Nearing sundown, we headed to Sensorio, a light exhibit in the rolling hills. I was poorly attired for the wind and for some reason we’d spent extra for early admission, which was mostly pointless as the lights didn’t start turning on until later. Nonetheless, once they did start turning on it was a breathtaking scene that had my photos looking like something from someone far more technically skilled than I am. Once we’d taken enough pictures, we headed to dinner in downtown Paso Robles and still had to drive to our next Airbnb 30 minutes away. It was an Airbnb Plus, which meant there were scones.

Day 4: Morro Bay/SLO

In the morning’s light, the Airbnb’s private patio was a nice place to have a coffee and breakfast. We had a slow morning and eventually made our way to the Madonna Inn, basically just to take a few pictures. After that, we headed to Morro Rock, another place I’d never once visited! We saw otters in the bay, explored around the rock, and hung out on the beach where we got playfully chided by Giants fans (we were 1 game into the NLDS). Then we explored the wetlands of Morro Bay State Park and went back into the main drag to grab late lunch and a beer.

By sheer coincidence, some of my extended family happened to be visiting the area at the same time, so we headed over to their rental to caravan to Montaña de Oro State Park. With bluffs, steep cliffs, chaparral, and tide pools, it was such a lovely scene to catch up with my cousins and their kiddos. We also saw a raccoon.

At night, we had probably the nicest dinner of the trip at Granada Bistro. Great drinks. We thought about trying to go to a bar but it was a Saturday night in a college town, so we took a slow walk back and only got a little bit lost.

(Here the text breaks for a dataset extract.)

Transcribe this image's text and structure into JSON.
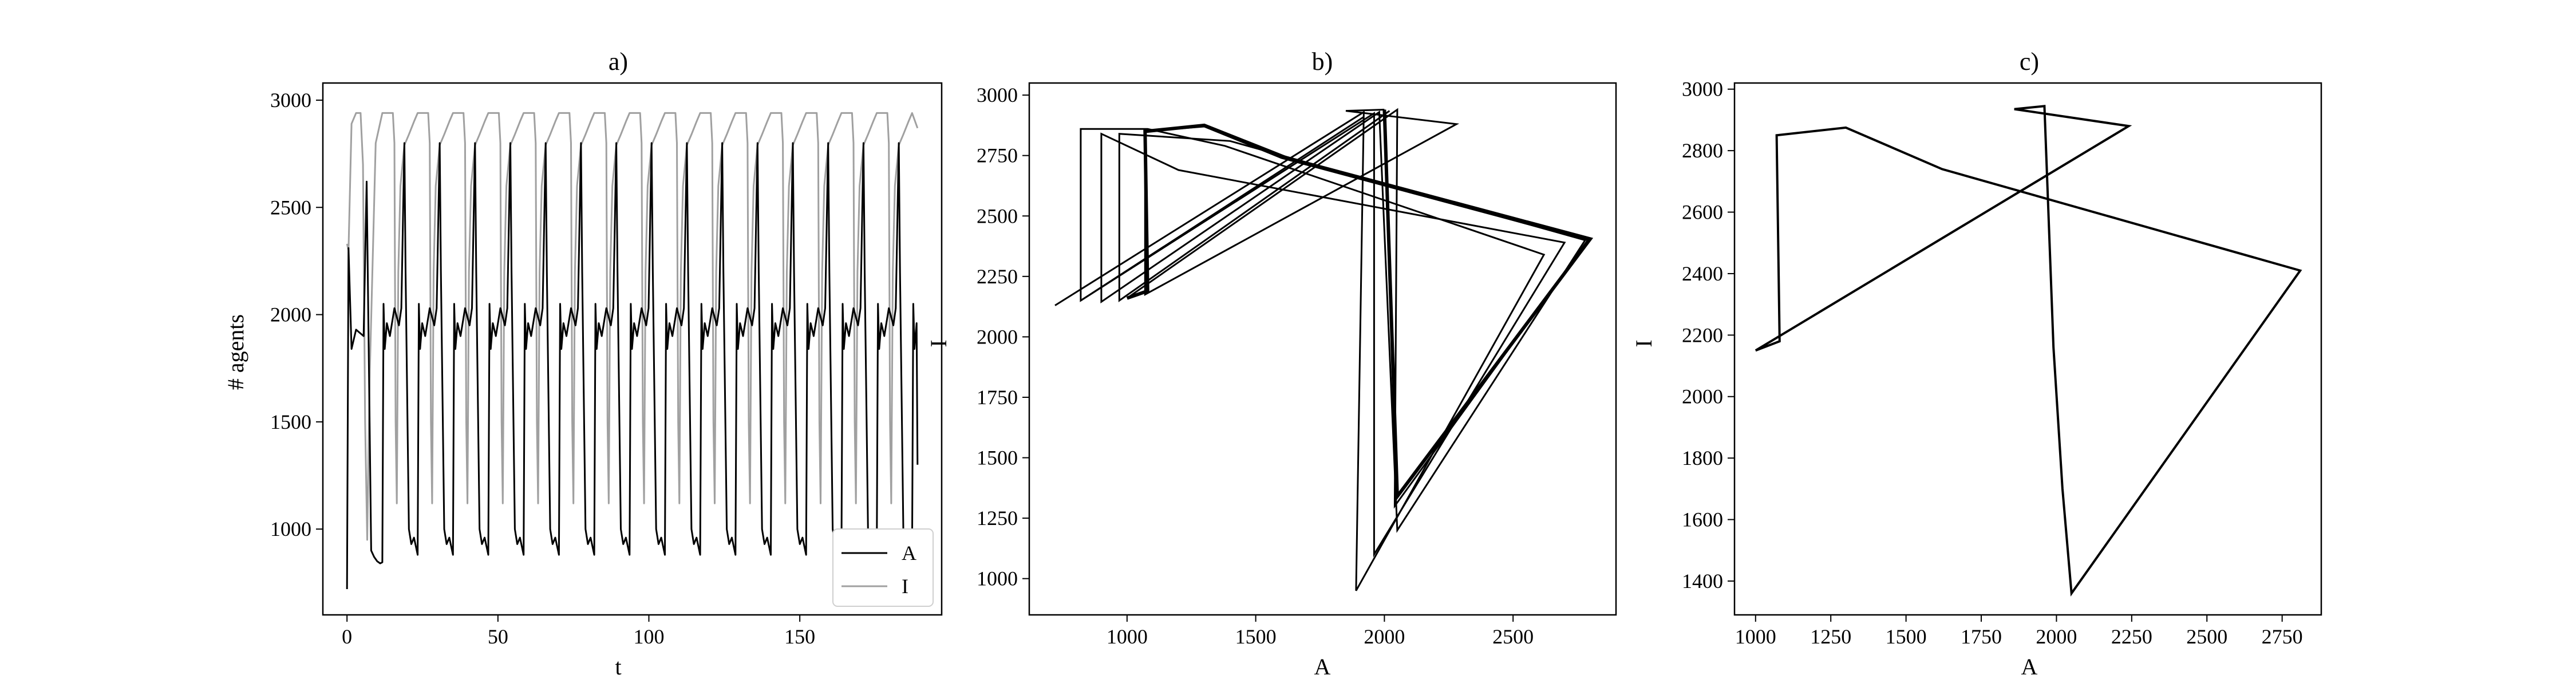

Final Day: Pismo & the Slow Drive Home

Not a ton to say about this day - we packed up and got breakfast sandwiches at Beachin’ Biscuits. There was a hell of a wait even with an online order, and with good reason - these breakfast sandwiches were AMAZING. We took them over to the beach to eat, then walked on the pier. There’s a famous place called Old Town Cinnamon Rolls which we really wanted to try, but truly didn’t have the stomach space.

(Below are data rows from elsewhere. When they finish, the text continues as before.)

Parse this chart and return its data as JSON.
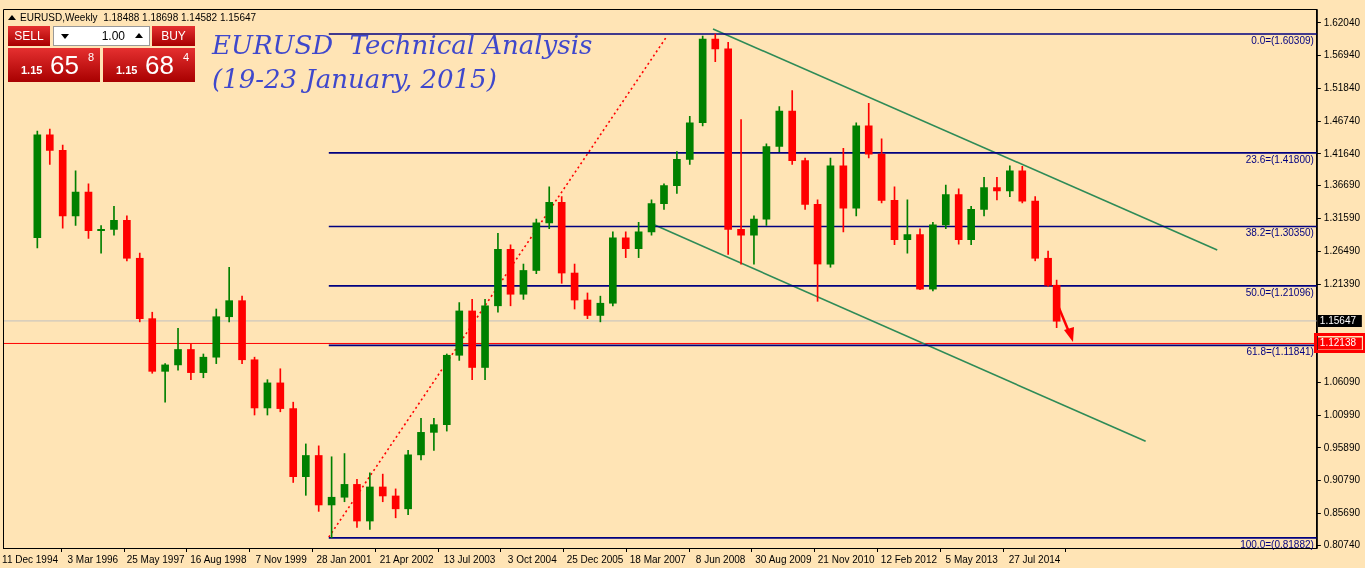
{
  "chart_data": {
    "type": "candlestick",
    "title": "EURUSD  Technical Analysis",
    "subtitle": "(19-23 January, 2015)",
    "annotations": [
      "EURUSD,Weekly  1.18488 1.18698 1.14582 1.15647",
      "SELL",
      "1.00",
      "BUY",
      "1.15",
      "65",
      "8",
      "1.15",
      "68",
      "4"
    ],
    "x": [
      "1995-02",
      "1995-05",
      "1995-08",
      "1995-11",
      "1996-02",
      "1996-05",
      "1996-08",
      "1996-11",
      "1997-02",
      "1997-05",
      "1997-08",
      "1997-11",
      "1998-02",
      "1998-05",
      "1998-08",
      "1998-11",
      "1999-02",
      "1999-05",
      "1999-08",
      "1999-11",
      "2000-02",
      "2000-05",
      "2000-08",
      "2000-11",
      "2001-02",
      "2001-05",
      "2001-08",
      "2001-11",
      "2002-02",
      "2002-05",
      "2002-08",
      "2002-11",
      "2003-02",
      "2003-05",
      "2003-08",
      "2003-11",
      "2004-02",
      "2004-05",
      "2004-08",
      "2004-11",
      "2005-02",
      "2005-05",
      "2005-08",
      "2005-11",
      "2006-02",
      "2006-05",
      "2006-08",
      "2006-11",
      "2007-02",
      "2007-05",
      "2007-08",
      "2007-11",
      "2008-02",
      "2008-05",
      "2008-08",
      "2008-11",
      "2009-02",
      "2009-05",
      "2009-08",
      "2009-11",
      "2010-02",
      "2010-05",
      "2010-08",
      "2010-11",
      "2011-02",
      "2011-05",
      "2011-08",
      "2011-11",
      "2012-02",
      "2012-05",
      "2012-08",
      "2012-11",
      "2013-02",
      "2013-05",
      "2013-08",
      "2013-11",
      "2014-02",
      "2014-05",
      "2014-08",
      "2014-11",
      "2015-01"
    ],
    "ohlc": [
      [
        1.286,
        1.452,
        1.27,
        1.446
      ],
      [
        1.446,
        1.455,
        1.4,
        1.422
      ],
      [
        1.422,
        1.43,
        1.301,
        1.32
      ],
      [
        1.32,
        1.39,
        1.305,
        1.357
      ],
      [
        1.357,
        1.37,
        1.285,
        1.297
      ],
      [
        1.297,
        1.305,
        1.262,
        1.299
      ],
      [
        1.299,
        1.335,
        1.29,
        1.313
      ],
      [
        1.313,
        1.32,
        1.25,
        1.254
      ],
      [
        1.254,
        1.262,
        1.155,
        1.16
      ],
      [
        1.16,
        1.17,
        1.075,
        1.078
      ],
      [
        1.078,
        1.09,
        1.03,
        1.088
      ],
      [
        1.088,
        1.145,
        1.08,
        1.112
      ],
      [
        1.112,
        1.12,
        1.065,
        1.076
      ],
      [
        1.076,
        1.105,
        1.068,
        1.1
      ],
      [
        1.1,
        1.175,
        1.09,
        1.163
      ],
      [
        1.163,
        1.24,
        1.155,
        1.188
      ],
      [
        1.188,
        1.195,
        1.09,
        1.096
      ],
      [
        1.096,
        1.1,
        1.01,
        1.021
      ],
      [
        1.021,
        1.065,
        1.01,
        1.06
      ],
      [
        1.06,
        1.082,
        1.015,
        1.02
      ],
      [
        1.02,
        1.03,
        0.905,
        0.914
      ],
      [
        0.914,
        0.965,
        0.885,
        0.947
      ],
      [
        0.947,
        0.962,
        0.86,
        0.87
      ],
      [
        0.87,
        0.945,
        0.819,
        0.882
      ],
      [
        0.882,
        0.95,
        0.875,
        0.902
      ],
      [
        0.902,
        0.91,
        0.835,
        0.845
      ],
      [
        0.845,
        0.92,
        0.832,
        0.898
      ],
      [
        0.898,
        0.918,
        0.875,
        0.884
      ],
      [
        0.884,
        0.895,
        0.85,
        0.864
      ],
      [
        0.864,
        0.955,
        0.855,
        0.948
      ],
      [
        0.948,
        1.005,
        0.94,
        0.983
      ],
      [
        0.983,
        1.005,
        0.955,
        0.995
      ],
      [
        0.995,
        1.105,
        0.985,
        1.103
      ],
      [
        1.103,
        1.185,
        1.095,
        1.172
      ],
      [
        1.172,
        1.19,
        1.065,
        1.084
      ],
      [
        1.084,
        1.19,
        1.065,
        1.18
      ],
      [
        1.18,
        1.293,
        1.17,
        1.268
      ],
      [
        1.268,
        1.275,
        1.18,
        1.198
      ],
      [
        1.198,
        1.245,
        1.19,
        1.235
      ],
      [
        1.235,
        1.315,
        1.23,
        1.309
      ],
      [
        1.309,
        1.365,
        1.3,
        1.341
      ],
      [
        1.341,
        1.35,
        1.215,
        1.231
      ],
      [
        1.231,
        1.245,
        1.175,
        1.189
      ],
      [
        1.189,
        1.2,
        1.16,
        1.165
      ],
      [
        1.165,
        1.195,
        1.155,
        1.184
      ],
      [
        1.184,
        1.295,
        1.18,
        1.286
      ],
      [
        1.286,
        1.295,
        1.255,
        1.269
      ],
      [
        1.269,
        1.31,
        1.255,
        1.295
      ],
      [
        1.295,
        1.345,
        1.29,
        1.339
      ],
      [
        1.339,
        1.37,
        1.33,
        1.367
      ],
      [
        1.367,
        1.42,
        1.355,
        1.408
      ],
      [
        1.408,
        1.475,
        1.4,
        1.465
      ],
      [
        1.465,
        1.6,
        1.46,
        1.595
      ],
      [
        1.595,
        1.603,
        1.56,
        1.58
      ],
      [
        1.58,
        1.59,
        1.26,
        1.299
      ],
      [
        1.299,
        1.47,
        1.245,
        1.29
      ],
      [
        1.29,
        1.32,
        1.245,
        1.315
      ],
      [
        1.315,
        1.432,
        1.305,
        1.428
      ],
      [
        1.428,
        1.49,
        1.42,
        1.483
      ],
      [
        1.483,
        1.515,
        1.4,
        1.406
      ],
      [
        1.406,
        1.41,
        1.33,
        1.338
      ],
      [
        1.338,
        1.345,
        1.187,
        1.245
      ],
      [
        1.245,
        1.41,
        1.24,
        1.398
      ],
      [
        1.398,
        1.425,
        1.295,
        1.332
      ],
      [
        1.332,
        1.465,
        1.32,
        1.46
      ],
      [
        1.46,
        1.495,
        1.41,
        1.416
      ],
      [
        1.416,
        1.44,
        1.34,
        1.344
      ],
      [
        1.344,
        1.365,
        1.275,
        1.283
      ],
      [
        1.283,
        1.345,
        1.262,
        1.291
      ],
      [
        1.291,
        1.3,
        1.205,
        1.206
      ],
      [
        1.206,
        1.31,
        1.203,
        1.306
      ],
      [
        1.306,
        1.368,
        1.3,
        1.353
      ],
      [
        1.353,
        1.362,
        1.276,
        1.283
      ],
      [
        1.283,
        1.335,
        1.275,
        1.33
      ],
      [
        1.33,
        1.38,
        1.32,
        1.364
      ],
      [
        1.364,
        1.38,
        1.345,
        1.359
      ],
      [
        1.359,
        1.398,
        1.35,
        1.39
      ],
      [
        1.39,
        1.397,
        1.34,
        1.343
      ],
      [
        1.343,
        1.35,
        1.25,
        1.254
      ],
      [
        1.254,
        1.265,
        1.21,
        1.212
      ],
      [
        1.212,
        1.22,
        1.146,
        1.156
      ]
    ],
    "colors": [
      "#008000",
      "#ff0000",
      "#ff0000",
      "#008000",
      "#ff0000",
      "#008000",
      "#008000",
      "#ff0000",
      "#ff0000",
      "#ff0000",
      "#008000",
      "#008000",
      "#ff0000",
      "#008000",
      "#008000",
      "#008000",
      "#ff0000",
      "#ff0000",
      "#008000",
      "#ff0000",
      "#ff0000",
      "#008000",
      "#ff0000",
      "#008000",
      "#008000",
      "#ff0000",
      "#008000",
      "#ff0000",
      "#ff0000",
      "#008000",
      "#008000",
      "#008000",
      "#008000",
      "#008000",
      "#ff0000",
      "#008000",
      "#008000",
      "#ff0000",
      "#008000",
      "#008000",
      "#008000",
      "#ff0000",
      "#ff0000",
      "#ff0000",
      "#008000",
      "#008000",
      "#ff0000",
      "#008000",
      "#008000",
      "#008000",
      "#008000",
      "#008000",
      "#008000",
      "#ff0000",
      "#ff0000",
      "#ff0000",
      "#008000",
      "#008000",
      "#008000",
      "#ff0000",
      "#ff0000",
      "#ff0000",
      "#008000",
      "#ff0000",
      "#008000",
      "#ff0000",
      "#ff0000",
      "#ff0000",
      "#008000",
      "#ff0000",
      "#008000",
      "#008000",
      "#ff0000",
      "#008000",
      "#008000",
      "#ff0000",
      "#008000",
      "#ff0000",
      "#ff0000",
      "#ff0000",
      "#ff0000"
    ],
    "series": [
      {
        "type": "line",
        "name": "0.0=(1.60309)",
        "color": "#000080",
        "x": [
          "2000-10-12",
          "2020-02-01"
        ],
        "values": [
          1.60309,
          1.60309
        ]
      },
      {
        "type": "line",
        "name": "23.6=(1.41800)",
        "color": "#000080",
        "x": [
          "2000-10-12",
          "2020-02-01"
        ],
        "values": [
          1.418,
          1.418
        ]
      },
      {
        "type": "line",
        "name": "38.2=(1.30350)",
        "color": "#000080",
        "x": [
          "2000-10-12",
          "2020-02-01"
        ],
        "values": [
          1.3035,
          1.3035
        ]
      },
      {
        "type": "line",
        "name": "50.0=(1.21096)",
        "color": "#000080",
        "x": [
          "2000-10-12",
          "2020-02-01"
        ],
        "values": [
          1.21096,
          1.21096
        ]
      },
      {
        "type": "line",
        "name": "61.8=(1.11841)",
        "color": "#000080",
        "x": [
          "2000-10-12",
          "2020-02-01"
        ],
        "values": [
          1.11841,
          1.11841
        ]
      },
      {
        "type": "line",
        "name": "100.0=(0.81882)",
        "color": "#000080",
        "x": [
          "2000-10-12",
          "2020-02-01"
        ],
        "values": [
          0.81882,
          0.81882
        ]
      },
      {
        "type": "line",
        "color": "#2e8b57",
        "x": [
          "2008-04-15",
          "2018-02-20"
        ],
        "values": [
          1.611,
          1.267
        ]
      },
      {
        "type": "line",
        "color": "#2e8b57",
        "x": [
          "2007-02-20",
          "2016-09-27"
        ],
        "values": [
          1.306,
          0.969
        ]
      },
      {
        "type": "line",
        "color": "#ff0000",
        "line_style": "dotted",
        "x": [
          "2000-10-12",
          "2007-05-20"
        ],
        "values": [
          0.82,
          1.599
        ]
      }
    ],
    "ref_lines": [
      {
        "axis": "y",
        "value": 1.15647,
        "label": "1.15647",
        "color": "#c0c0c0"
      },
      {
        "axis": "y",
        "value": 1.12138,
        "label": "1.12138",
        "color": "#ff0000"
      }
    ],
    "xlim": [
      "1994-06-01",
      "2020-02-01"
    ],
    "xticks": [
      {
        "value": "1994-12-11",
        "label": "11 Dec 1994"
      },
      {
        "value": "1996-03-03",
        "label": "3 Mar 1996"
      },
      {
        "value": "1997-05-25",
        "label": "25 May 1997"
      },
      {
        "value": "1998-08-16",
        "label": "16 Aug 1998"
      },
      {
        "value": "1999-11-07",
        "label": "7 Nov 1999"
      },
      {
        "value": "2001-01-28",
        "label": "28 Jan 2001"
      },
      {
        "value": "2002-04-21",
        "label": "21 Apr 2002"
      },
      {
        "value": "2003-07-13",
        "label": "13 Jul 2003"
      },
      {
        "value": "2004-10-03",
        "label": "3 Oct 2004"
      },
      {
        "value": "2005-12-25",
        "label": "25 Dec 2005"
      },
      {
        "value": "2007-03-18",
        "label": "18 Mar 2007"
      },
      {
        "value": "2008-06-08",
        "label": "8 Jun 2008"
      },
      {
        "value": "2009-08-30",
        "label": "30 Aug 2009"
      },
      {
        "value": "2010-11-21",
        "label": "21 Nov 2010"
      },
      {
        "value": "2012-02-12",
        "label": "12 Feb 2012"
      },
      {
        "value": "2013-05-05",
        "label": "5 May 2013"
      },
      {
        "value": "2014-07-27",
        "label": "27 Jul 2014"
      }
    ],
    "ylim": [
      0.803,
      1.642
    ],
    "yticks": [
      {
        "value": 0.8074,
        "label": "0.80740"
      },
      {
        "value": 0.8569,
        "label": "0.85690"
      },
      {
        "value": 0.9079,
        "label": "0.90790"
      },
      {
        "value": 0.9589,
        "label": "0.95890"
      },
      {
        "value": 1.0099,
        "label": "1.00990"
      },
      {
        "value": 1.0609,
        "label": "1.06090"
      },
      {
        "value": 1.2139,
        "label": "1.21390"
      },
      {
        "value": 1.2649,
        "label": "1.26490"
      },
      {
        "value": 1.3159,
        "label": "1.31590"
      },
      {
        "value": 1.3669,
        "label": "1.36690"
      },
      {
        "value": 1.4164,
        "label": "1.41640"
      },
      {
        "value": 1.4674,
        "label": "1.46740"
      },
      {
        "value": 1.5184,
        "label": "1.51840"
      },
      {
        "value": 1.5694,
        "label": "1.56940"
      },
      {
        "value": 1.6204,
        "label": "1.62040"
      }
    ]
  }
}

We then slowly made our way south, and decided to stop in Los Olivos and enjoy the grassy patio at Figueroa Mountain. Then we ambled down the 101 to Ventura and stopped at the In-N-Out right off the freeway, and finally got home at a reasonable hour.

Stray Observations

  • Our refrain of the trip was “We’re outdoorsy!” Traditionally, we’ve been more into cities - taking transit, trying as many bars and restaurants as possible, visiting museums and culturally enduring locations . With COVID, the idea of having one of those old-fashioned nights somewhere unfamiliar seems unappealing, unless we’ve done some heavy-duty planning, so shifting to locations where it’s easy to be outside in your own space is, for the moment, the way to go. Spending a day in athleisure and showing up to a restaurant (for lunch) that way? Not my typical style. But I guess this is just the domain of us outdoorsy types, baby.

  • My IG likes correlated to my enjoyment of each location: Big Sur > Santa Cruz > Paso > SLO > Monterey

  • Despite the whirlwind, I don’t think this was too much to fit into the time frame. We covered a lot of ground and got some ideas for what to spend more time exploring next. I think a proper Paso Robles trip is probably in order!